July 4, 1960 – April 30, 1994
Roland Ratzenberger
(Photo; www.ayrtonsenna.de)
Born in Salzburg, Austria.
Ratzenberger often claimed 1962, rather than 1960, as his birth year, wanting to appear younger to extend his racing career. He began racing in German Formula Ford in 1983, and in 1985 won both the Austrian and Central European Formula Ford championships.
In 1985, he entered the Formula Ford Festival at Brands Hatch in England, finishing second. He returned in 1986, and won it before graduating to British Formula Three the following season. While in the UK, he briefly gained fame for the similarity of his name to that of TV puppet Roland Rat, with whom he appeared in an edition of TV-am and whose branding briefly appeared on his car.
Two years in British F3 yielded two 12th places in the championship with West Surrey Racing and Madgwick Motorsport. He also raced in other formulas than single seaters, once finishing second in the 1987 World Touring Car Championship driving a Team Schnitzer BMW M3. In 1988 he entered the final few rounds of the British Touring Car Championship in a class B BMW M3 for the Demon Tweeks team.
In 1989 he entered the British Formula 3000 series, finishing third overall. The same year he raced in the Le Mans 24 Hours for the first time. The Brun Motorsport, Porsche 962 he shared with Maurizio Sandro Sala and Walter Lechner retired in the third hour. He raced in the next four Le Mans, with Brun again in 1991 and with the SARD team in 1990, 1992 and 1993. His highest finish came in 1993, when he, Mauro Martini and Naoki Nagasaka finished fifth in a Toyota 93 C-V.
In the 1990s, Ratzenberger switched to Japanese racing. He won one race each in 1990 and 1991 in the Japanese Sports Prototype Championship with the same SARD team he drove for at Le Mans. He also returned to touring car racing in the Japanese Touring Car Championship, finishing seventh in 1990 and 1991 in a BMW M3.
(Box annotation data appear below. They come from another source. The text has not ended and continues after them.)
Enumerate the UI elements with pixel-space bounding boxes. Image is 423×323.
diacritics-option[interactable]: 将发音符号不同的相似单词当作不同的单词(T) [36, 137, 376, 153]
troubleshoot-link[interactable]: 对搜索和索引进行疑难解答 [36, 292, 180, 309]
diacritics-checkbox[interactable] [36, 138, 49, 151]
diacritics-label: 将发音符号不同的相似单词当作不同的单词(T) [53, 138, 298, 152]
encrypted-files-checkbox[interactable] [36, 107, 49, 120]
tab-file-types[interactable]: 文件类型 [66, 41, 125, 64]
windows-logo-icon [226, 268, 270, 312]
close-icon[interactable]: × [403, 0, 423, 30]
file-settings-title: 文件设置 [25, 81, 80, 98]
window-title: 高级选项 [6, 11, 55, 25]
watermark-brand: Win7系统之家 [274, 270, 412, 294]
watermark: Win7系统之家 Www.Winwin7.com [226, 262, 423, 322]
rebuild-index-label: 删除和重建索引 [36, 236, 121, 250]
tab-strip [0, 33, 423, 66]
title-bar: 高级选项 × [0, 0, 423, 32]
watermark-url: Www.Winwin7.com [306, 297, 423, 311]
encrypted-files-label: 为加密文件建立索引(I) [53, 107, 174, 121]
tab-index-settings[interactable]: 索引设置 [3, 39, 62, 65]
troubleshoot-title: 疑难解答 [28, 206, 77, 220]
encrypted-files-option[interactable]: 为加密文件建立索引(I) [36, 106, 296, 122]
This paved the way for a return to Formula 3000 in the Japanese championship, with the Stellar team in the 1992 season. His year began poorly but, when the team upgraded their two-year-old Lola for a new model, Ratzenberger won once to finish seventh overall. He remained in the series in the 1993 season, finishing 11th.
In 1994, he finally achieved his ambition of becoming a Formula One driver, signing a five-race deal with the new Simtek team run by Nick Wirth. His campaign got off to a poor start at the Brazilian Grand Prix in Interlagos, where he failed to qualify. But he got onto the grid for the next round at the TI Circuit in Aida, Japan, as his experience of the track from his touring car days meant he was the only driver in the race who had driven at the venue before. He finished 11th.
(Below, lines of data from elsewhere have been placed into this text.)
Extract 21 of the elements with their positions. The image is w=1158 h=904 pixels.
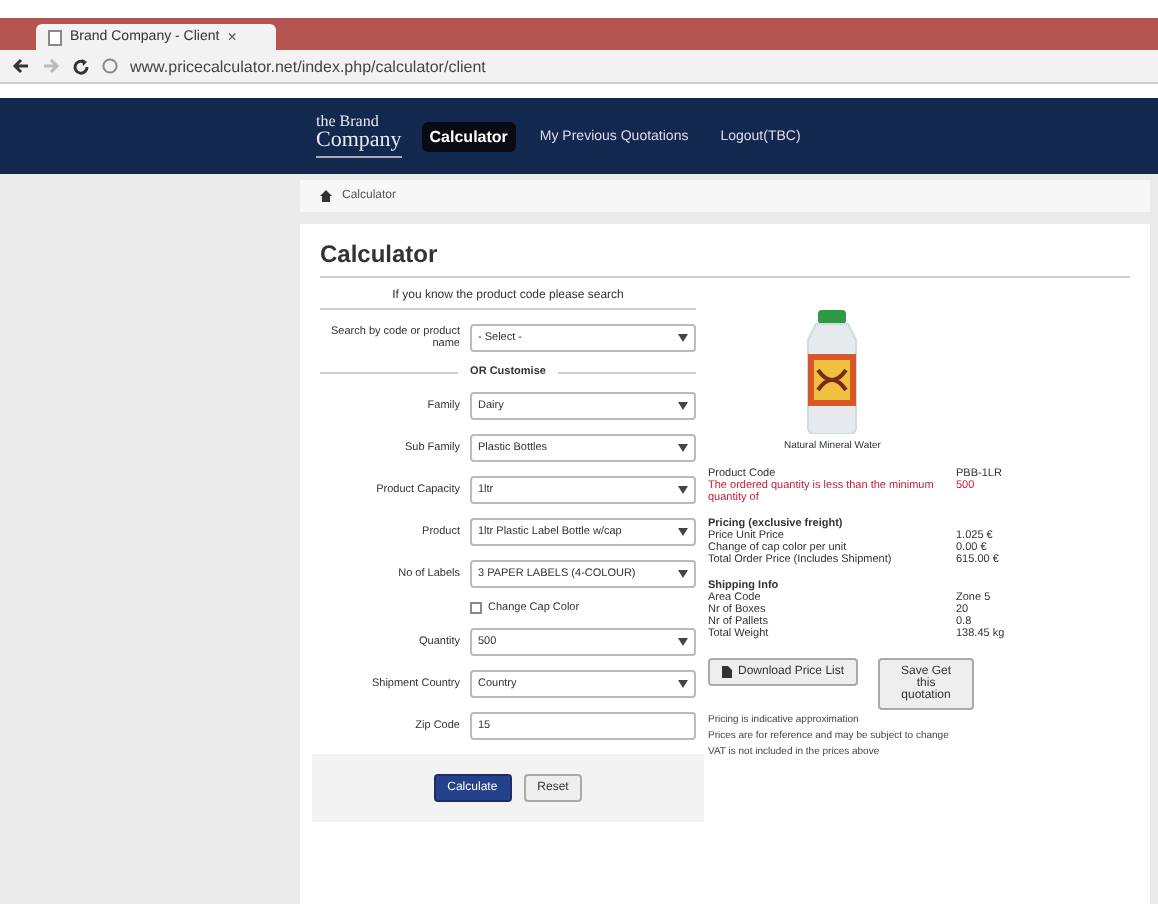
caret-icon xyxy=(678,444,688,452)
page-title: Calculator xyxy=(320,240,1130,278)
reload-icon[interactable] xyxy=(72,57,90,75)
caret-icon xyxy=(678,638,688,646)
caret-icon xyxy=(678,486,688,494)
caret-icon xyxy=(678,402,688,410)
back-arrow-icon[interactable] xyxy=(12,58,30,74)
caret-icon xyxy=(678,528,688,536)
caret-icon xyxy=(678,334,688,342)
caret-icon xyxy=(678,570,688,578)
caret-icon xyxy=(678,680,688,688)
document-icon xyxy=(722,666,732,678)
home-icon[interactable] xyxy=(320,190,332,202)
bottle-drawing xyxy=(807,310,858,434)
tab-close-button[interactable]: × xyxy=(227,28,264,46)
nav-link[interactable]: Calculator xyxy=(421,121,516,151)
page-info-icon[interactable] xyxy=(102,58,118,74)
page-icon xyxy=(48,29,62,45)
checkbox[interactable] xyxy=(470,602,482,614)
address-bar-url[interactable]: www.pricecalculator.net/index.php/calculator/client xyxy=(130,57,486,75)
company-logo[interactable]: the Brand Company xyxy=(316,114,402,158)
Ratzenberger was killed during qualifying for the San Marino Grand Prix at the Imola circuit on Saturday 30 April 1994. He went off-track on the previous lap, damaging his front wing, but rather than come into the pits, he continued, since he was competing for the final grid spot. The high speed on the straight, and therefore the high downforce generated, finally broke the wing off, sending it under the car. His car failed to turn into the Villeneuve Corner and struck the outside wall at 314.9 km/h (195.7 mph).
Ratzenberger was pronounced dead on arrival at Maggiore Hospital in Bologna, having been airlifted there from the Imola circuit's medical centre, where he had initially been transferred to from the crash site by ambulance. The cause of death was a basilar skull fracture.
Ratzenberger was the first racing driver to lose his life at a grand prix weekend since the 1982 season, when Riccardo Paletti was killed at the Canadian Grand Prix at the Circuit Gilles Villeneuve. Ratzenberger was also the first driver to die in an F1 car since Elio de Angelis during testing in 1986.
The following day on May 1, 1994, seven laps into the race, three-time World Champion Ayrton Senna was killed in another accident that brought the sport of Formula One under international scrutiny. The double tragedy was marked before the start of the next race in Monaco, with the front row of the grid left empty and the two slots painted with a Brazilian and Austrian flag.
When track officials examined the wreckage of Senna's racing car, they found a furled Austrian flag. Senna had planned to raise it after the race, in honour of Ratzenberger.